El 24 de junio de 2026, Venezuela se vio sacudida por dos potentes sismos que llevaron al gobierno a declarar un estado de emergencia a nivel nacional. El primero de los temblores, con una magnitud de 7.2, se registró a las 6:04 AM (hora local) a 21 kilómetros al oeste de Morón. Este fue seguido casi de inmediato, en un lapso de menos de un minuto, por otro sismo aún más fuerte, de magnitud 7.5. Los movimientos fueron tan intensos que se sintieron en diversas regiones del país, incluso alcanzando la vecina Colombia.
En Caracas, las escenas de caos y destrucción fueron impactantes. Un edificio de 22 plantas en la zona de Chacao se desplomó, lo que dejó a los residentes del área atrapados y en condiciones críticas. Muchos habitantes salieron corriendo a las calles, gritando los nombres de sus familiares y tratando de ayudar a los heridos. “Fue increíble”, relató Heidi Romero, una comerciante que se encontraba en el último piso de un centro comercial en el momento del temblor. Para ella, la experiencia fue angustiante: “Cayeron cosas del techo. Fue horrible”.

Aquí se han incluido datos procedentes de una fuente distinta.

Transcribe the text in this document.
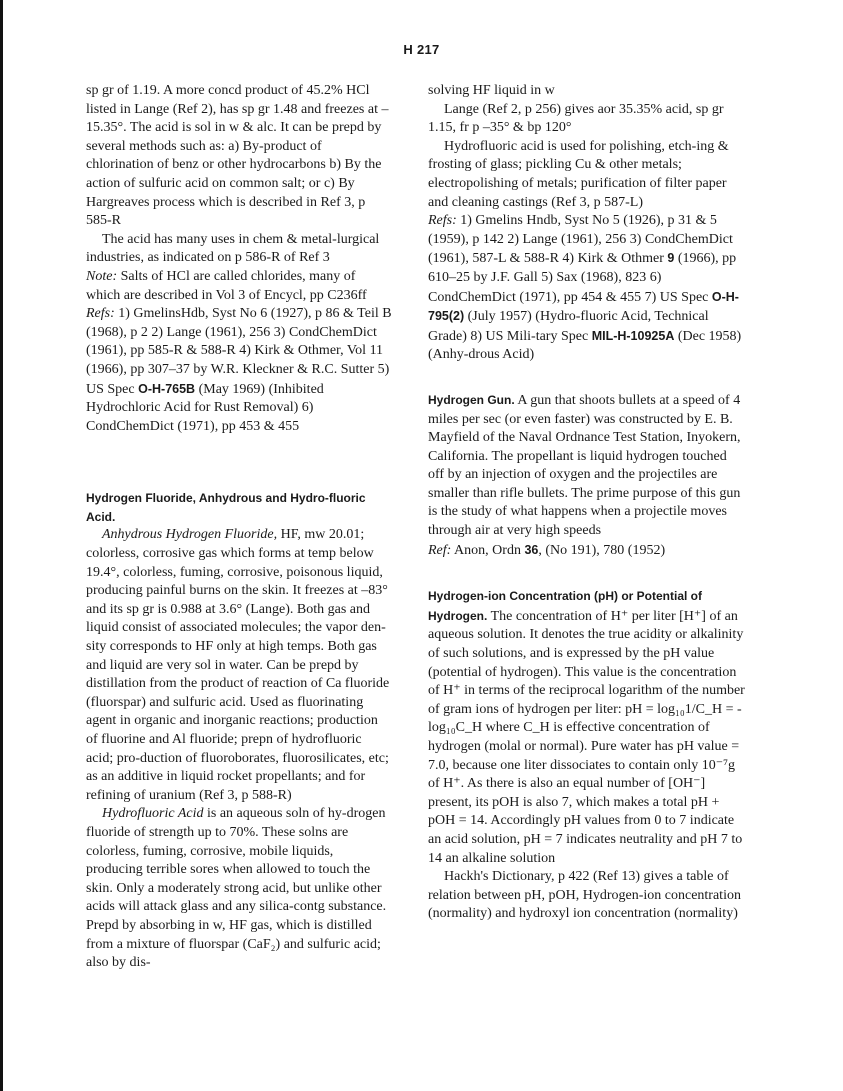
H 217

sp gr of 1.19. A more concd product of 45.2% HCl listed in Lange (Ref 2), has sp gr 1.48 and freezes at –15.35°. The acid is sol in w & alc. It can be prepd by several methods such as: a) By-product of chlorination of benz or other hydrocarbons b) By the action of sulfuric acid on common salt; or c) By Hargreaves process which is described in Ref 3, p 585-R

The acid has many uses in chem & metal-lurgical industries, as indicated on p 586-R of Ref 3

Note: Salts of HCl are called chlorides, many of which are described in Vol 3 of Encycl, pp C236ff

Refs: 1) GmelinsHdb, Syst No 6 (1927), p 86 & Teil B (1968), p 2 2) Lange (1961), 256 3) CondChemDict (1961), pp 585-R & 588-R 4) Kirk & Othmer, Vol 11 (1966), pp 307–37 by W.R. Kleckner & R.C. Sutter 5) US Spec O-H-765B (May 1969) (Inhibited Hydrochloric Acid for Rust Removal) 6) CondChemDict (1971), pp 453 & 455

Hydrogen Fluoride, Anhydrous and Hydro-fluoric Acid.

Anhydrous Hydrogen Fluoride, HF, mw 20.01; colorless, corrosive gas which forms at temp below 19.4°, colorless, fuming, corrosive, poisonous liquid, producing painful burns on the skin. It freezes at –83° and its sp gr is 0.988 at 3.6° (Lange). Both gas and liquid consist of associated molecules; the vapor den-sity corresponds to HF only at high temps. Both gas and liquid are very sol in water. Can be prepd by distillation from the product of reaction of Ca fluoride (fluorspar) and sulfuric acid. Used as fluorinating agent in organic and inorganic reactions; production of fluorine and Al fluoride; prepn of hydrofluoric acid; pro-duction of fluoroborates, fluorosilicates, etc; as an additive in liquid rocket propellants; and for refining of uranium (Ref 3, p 588-R)

Hydrofluoric Acid is an aqueous soln of hy-drogen fluoride of strength up to 70%. These solns are colorless, fuming, corrosive, mobile liquids, producing terrible sores when allowed to touch the skin. Only a moderately strong acid, but unlike other acids will attack glass and any silica-contg substance. Prepd by absorbing in w, HF gas, which is distilled from a mixture of fluorspar (CaF₂) and sulfuric acid; also by dis-

solving HF liquid in w

Lange (Ref 2, p 256) gives aor 35.35% acid, sp gr 1.15, fr p –35° & bp 120°

Hydrofluoric acid is used for polishing, etch-ing & frosting of glass; pickling Cu & other metals; electropolishing of metals; purification of filter paper and cleaning castings (Ref 3, p 587-L)

Refs: 1) Gmelins Hndb, Syst No 5 (1926), p 31 & 5 (1959), p 142 2) Lange (1961), 256 3) CondChemDict (1961), 587-L & 588-R 4) Kirk & Othmer 9 (1966), pp 610–25 by J.F. Gall 5) Sax (1968), 823 6) CondChemDict (1971), pp 454 & 455 7) US Spec O-H-795(2) (July 1957) (Hydro-fluoric Acid, Technical Grade) 8) US Mili-tary Spec MIL-H-10925A (Dec 1958) (Anhy-drous Acid)

Hydrogen Gun. A gun that shoots bullets at a speed of 4 miles per sec (or even faster) was constructed by E. B. Mayfield of the Naval Ordnance Test Station, Inyokern, California. The propellant is liquid hydrogen touched off by an injection of oxygen and the projectiles are smaller than rifle bullets. The prime purpose of this gun is the study of what happens when a projectile moves through air at very high speeds

Ref: Anon, Ordn 36, (No 191), 780 (1952)

Hydrogen-ion Concentration (pH) or Potential of Hydrogen. The concentration of H⁺ per liter [H⁺] of an aqueous solution. It denotes the true acidity or alkalinity of such solutions, and is expressed by the pH value (potential of hydrogen). This value is the concentration of H⁺ in terms of the reciprocal logarithm of the number of gram ions of hydrogen per liter: pH = log₁₀1/C_H = -log₁₀C_H where C_H is effective concentration of hydrogen (molal or normal). Pure water has pH value = 7.0, because one liter dissociates to contain only 10⁻⁷g of H⁺. As there is also an equal number of [OH⁻] present, its pOH is also 7, which makes a total pH + pOH = 14. Accordingly pH values from 0 to 7 indicate an acid solution, pH = 7 indicates neutrality and pH 7 to 14 an alkaline solution

Hackh's Dictionary, p 422 (Ref 13) gives a table of relation between pH, pOH, Hydrogen-ion concentration (normality) and hydroxyl ion concentration (normality)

La devastación no se limitó a un solo edificio. Múltiples estructuras en Caracas quedaron dañadas, y varios sectores experimentaron cortes de energía eléctrica. Rescatistas trabajaron incansablemente entre escombros en busca de posibles víctimas, mientras que muchos ciudadanos esperaban ansiosos para regresar a sus hogares después de las evacuaciones. Más de 20 réplicas se registraron a lo largo del día, intensificando la angustia entre la población.

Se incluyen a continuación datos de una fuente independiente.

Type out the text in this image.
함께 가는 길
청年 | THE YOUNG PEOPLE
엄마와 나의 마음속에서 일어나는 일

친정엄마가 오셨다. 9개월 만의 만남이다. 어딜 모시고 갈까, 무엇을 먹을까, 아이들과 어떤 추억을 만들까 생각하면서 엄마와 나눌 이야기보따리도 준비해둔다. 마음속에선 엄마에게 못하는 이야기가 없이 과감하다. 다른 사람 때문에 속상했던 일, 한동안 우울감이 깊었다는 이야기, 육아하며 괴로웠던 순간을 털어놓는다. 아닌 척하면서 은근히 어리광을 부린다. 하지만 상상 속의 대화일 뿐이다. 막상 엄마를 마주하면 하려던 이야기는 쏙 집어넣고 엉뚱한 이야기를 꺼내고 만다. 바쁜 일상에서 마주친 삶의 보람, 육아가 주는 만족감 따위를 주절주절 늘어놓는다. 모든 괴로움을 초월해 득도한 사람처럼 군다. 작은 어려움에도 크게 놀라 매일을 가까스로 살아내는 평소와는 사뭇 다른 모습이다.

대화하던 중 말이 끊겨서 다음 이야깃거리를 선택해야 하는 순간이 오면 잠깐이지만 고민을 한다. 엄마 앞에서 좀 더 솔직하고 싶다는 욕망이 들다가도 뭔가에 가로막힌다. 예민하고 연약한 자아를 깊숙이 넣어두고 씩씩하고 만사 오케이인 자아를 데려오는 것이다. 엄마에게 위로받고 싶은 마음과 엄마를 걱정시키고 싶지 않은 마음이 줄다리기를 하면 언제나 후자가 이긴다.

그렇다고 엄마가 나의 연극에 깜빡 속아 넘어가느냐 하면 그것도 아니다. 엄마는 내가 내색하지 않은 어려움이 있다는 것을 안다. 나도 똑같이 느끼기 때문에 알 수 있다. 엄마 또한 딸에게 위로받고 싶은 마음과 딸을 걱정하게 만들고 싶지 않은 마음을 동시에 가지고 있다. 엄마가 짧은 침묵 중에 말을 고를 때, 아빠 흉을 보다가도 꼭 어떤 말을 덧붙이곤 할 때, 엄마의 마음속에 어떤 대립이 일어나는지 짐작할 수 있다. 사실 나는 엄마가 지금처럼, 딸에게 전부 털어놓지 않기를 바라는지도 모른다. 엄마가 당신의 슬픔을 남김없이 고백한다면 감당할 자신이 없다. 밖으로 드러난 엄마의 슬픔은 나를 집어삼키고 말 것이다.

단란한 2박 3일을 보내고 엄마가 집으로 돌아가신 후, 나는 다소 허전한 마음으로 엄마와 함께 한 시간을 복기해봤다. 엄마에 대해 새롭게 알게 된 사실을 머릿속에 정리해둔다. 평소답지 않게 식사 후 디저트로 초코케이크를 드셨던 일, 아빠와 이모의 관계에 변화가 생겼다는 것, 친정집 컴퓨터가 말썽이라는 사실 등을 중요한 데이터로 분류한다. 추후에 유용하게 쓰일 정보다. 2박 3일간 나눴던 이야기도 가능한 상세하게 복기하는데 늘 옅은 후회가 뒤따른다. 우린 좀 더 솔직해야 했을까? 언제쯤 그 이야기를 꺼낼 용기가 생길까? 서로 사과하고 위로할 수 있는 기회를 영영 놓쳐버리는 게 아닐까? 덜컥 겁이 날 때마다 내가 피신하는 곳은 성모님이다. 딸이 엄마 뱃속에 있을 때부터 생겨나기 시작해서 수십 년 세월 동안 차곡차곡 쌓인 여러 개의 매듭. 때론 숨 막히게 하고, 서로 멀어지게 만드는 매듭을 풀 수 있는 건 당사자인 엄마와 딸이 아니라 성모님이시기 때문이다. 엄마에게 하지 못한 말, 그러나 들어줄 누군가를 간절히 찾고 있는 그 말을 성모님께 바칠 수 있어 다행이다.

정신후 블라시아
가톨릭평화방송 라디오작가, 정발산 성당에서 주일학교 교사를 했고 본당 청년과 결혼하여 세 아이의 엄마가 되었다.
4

La presidenta encargada, Delcy Rodríguez, hizo un llamado a la calma y destacó la gravedad de la situación. “Hay estados particularmente afectados”, afirmó, subrayando que el aeropuerto internacional de Maiquetía, a unos 40 kilómetros de Caracas, se cerró debido a graves daños en su infraestructura. Además, se ordenó el corte inmediato del suministro de gas en la capital para prevenir accidentes potenciales.
La magnitud de los sismos también se sintió en los estados de Trujillo, Carabobo y La Guaira, lo que provocó que ciudadanos de zonas remotas buscaran refugio. En una impactante anécdota, Carmen Guédez, de 69 años, recordó cómo ella y su hermana se quedaron abrazadas en medio del temblor: “No podíamos salir. Los vecinos aún están en la calle”.
Los temblores no son ajenos a Venezuela, un país que ha experimentado sismos significativos en el pasado, siendo recordados los terremotos de Cariaco en 1997 y el de Caracas en 1967, que dejaron un saldo trágico de víctimas y destrozos.
En el contexto del desastre, es importante mencionar que las autoridades colombianas, que también sintieron el impacto del sismo, no reportaron emergencias ni alertas de tsunamis. Por otro lado, ese mismo día, un terremoto de magnitud 6.9 golpeó el norte de Japón sin causar daños significativos.
La situación en Venezuela sigue siendo crítica, y con la declaración de estado de emergencia, se espera que las autoridades intensifiquen sus esfuerzos para atender a la población afectada y reconstruir las áreas devastadas. Con informacion.center en alerta, la comunidad internacional sigue de cerca los acontecimientos en esta nación sudamericana.